Pays "islamistes" : Jordan Bardella veut interdire l'entrée sur le territoire des Bengladais, Tchétchènes et Pakistanais

Pays "islamistes" : Jordan Bardella veut interdire l'entrée sur le territoire des Bengladais, Tchétchènes et Pakistanais
Jordan Bardella à Paris, le 25 mai 2020.

, publié le mercredi 09 décembre 2020 à 13h44

"On ne peut pas parler de séparatisme si on ne met pas aujourd'hui en cause la politique migratoire", a-t-il estimé.

"La frontière devrait être fermée" avec les pays "islamistes", a réclamé mercredi 9 décembre le vice-président du RN, Jordan Bardella, en citant le Bangladesh, la Tchétchénie et le Pakistan.

"Nous réclamons que plus aucun ressortissant de pays islamistes ne puisse rentrer sur le territoire français", a déclaré sur France 2 l'eurodéputé RN, pour qui "on ne peut pas parler de séparatisme si on ne met pas aujourd'hui en cause la politique migratoire".


"Quand je vois les images de l'enterrement de l'assassin de Samuel Paty, qui a été célébré en héros en Tchétchénie, eh bien ce sont ces gens-là que nous accueillons aujourd'hui, qui demandent l'asile dans notre pays", s'est-il indigné. "Le Bangladesh, la Tchétchénie, le Pakistan, tous ces pays où il y a eu des manifestations contre la France, effectivement, ne devraient pas pouvoir entrer dans notre pays, la frontière devrait être fermée avec ces pays", a-t-il ajouté.

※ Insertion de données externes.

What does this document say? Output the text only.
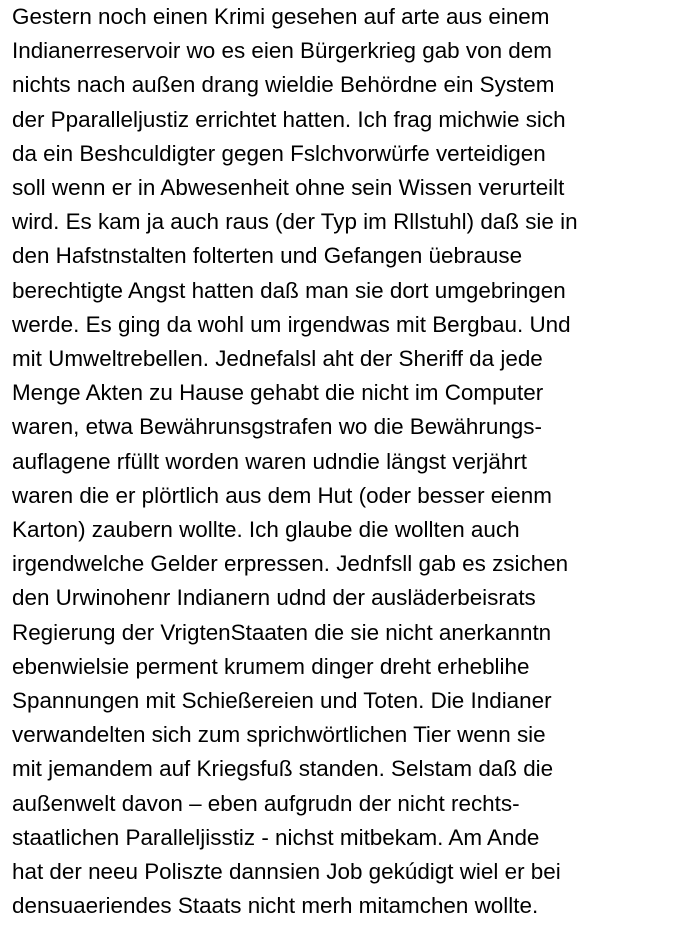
Gestern noch einen Krimi gesehen auf arte aus einem
Indianerreservoir wo es eien Bürgerkrieg gab von dem
nichts nach außen drang wieldie Behördne ein System
der Pparalleljustiz errichtet hatten. Ich frag michwie sich
da ein Beshculdigter gegen Fslchvorwürfe verteidigen
soll wenn er in Abwesenheit ohne sein Wissen verurteilt
wird. Es kam ja auch raus (der Typ im Rllstuhl) daß sie in
den Hafstnstalten folterten und Gefangen üebrause
berechtigte Angst hatten daß man sie dort umgebringen
werde. Es ging da wohl um irgendwas mit Bergbau. Und
mit Umweltrebellen. Jednefalsl aht der Sheriff da jede
Menge Akten zu Hause gehabt die nicht im Computer
waren, etwa Bewährunsgstrafen wo die Bewährungs-
auflagene rfüllt worden waren udndie längst verjährt
waren die er plörtlich aus dem Hut (oder besser eienm
Karton) zaubern wollte. Ich glaube die wollten auch
irgendwelche Gelder erpressen. Jednfsll gab es zsichen
den Urwinohenr Indianern udnd der ausläderbeisrats
Regierung der VrigtenStaaten die sie nicht anerkanntn
ebenwielsie perment krumem dinger dreht erheblihe
Spannungen mit Schießereien und Toten. Die Indianer
verwandelten sich zum sprichwörtlichen Tier wenn sie
mit jemandem auf Kriegsfuß standen. Selstam daß die
außenwelt davon – eben aufgrudn der nicht rechts-
staatlichen Paralleljisstiz - nichst mitbekam. Am Ande
hat der neeu Poliszte dannsien Job gekúdigt wiel er bei
densuaeriendes Staats nicht merh mitamchen wollte.
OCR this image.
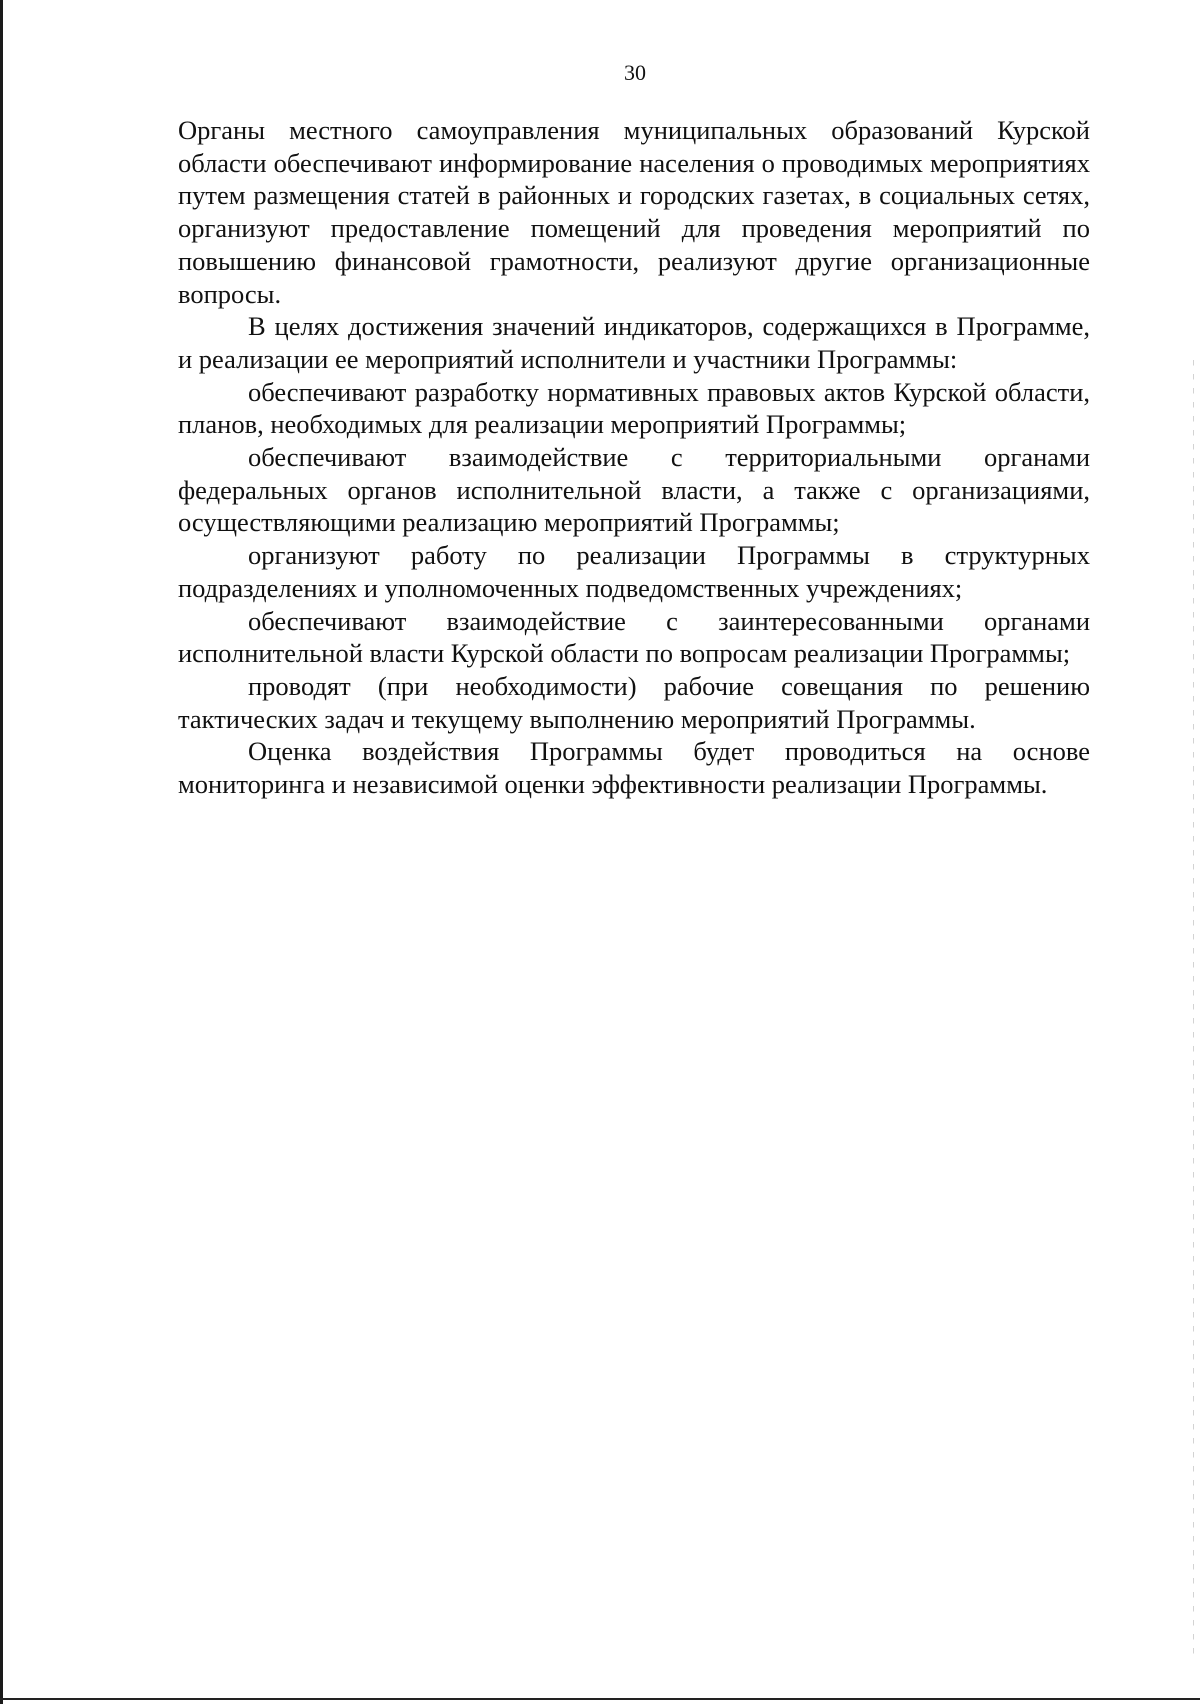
30

Органы местного самоуправления муниципальных образований Курской области обеспечивают информирование населения о проводимых мероприятиях путем размещения статей в районных и городских газетах, в социальных сетях, организуют предоставление помещений для проведения мероприятий по повышению финансовой грамотности, реализуют другие организационные вопросы.

В целях достижения значений индикаторов, содержащихся в Программе, и реализации ее мероприятий исполнители и участники Программы:

обеспечивают разработку нормативных правовых актов Курской области, планов, необходимых для реализации мероприятий Программы;

обеспечивают взаимодействие с территориальными органами федеральных органов исполнительной власти, а также с организациями, осуществляющими реализацию мероприятий Программы;

организуют работу по реализации Программы в структурных подразделениях и уполномоченных подведомственных учреждениях;

обеспечивают взаимодействие с заинтересованными органами исполнительной власти Курской области по вопросам реализации Программы;

проводят (при необходимости) рабочие совещания по решению тактических задач и текущему выполнению мероприятий Программы.

Оценка воздействия Программы будет проводиться на основе мониторинга и независимой оценки эффективности реализации Программы.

Le Pakistan est le théâtre depuis le mois de septembre de manifestations anti-françaises, souvent houleuses, après la republication des caricatures du prophète Mahomet par l'hebdomadaire satirique Charlie Hebdo. Pour Jordan Bardella, "le président de la République cède à ces revendications en refusant même d'inscrire le mot islamisme (dans le projet de loi contre les séparatismes) qui est l'idéologie qui nous a déclaré la guerre dans notre pays depuis des années". L'intitulé du projet de loi présenté en conseil des ministres mercredi a fluctué, de loi contre le communautarisme à loi sur les séparatismes, pour s'arrêter sur une "loi confortant le respect des principes de la République".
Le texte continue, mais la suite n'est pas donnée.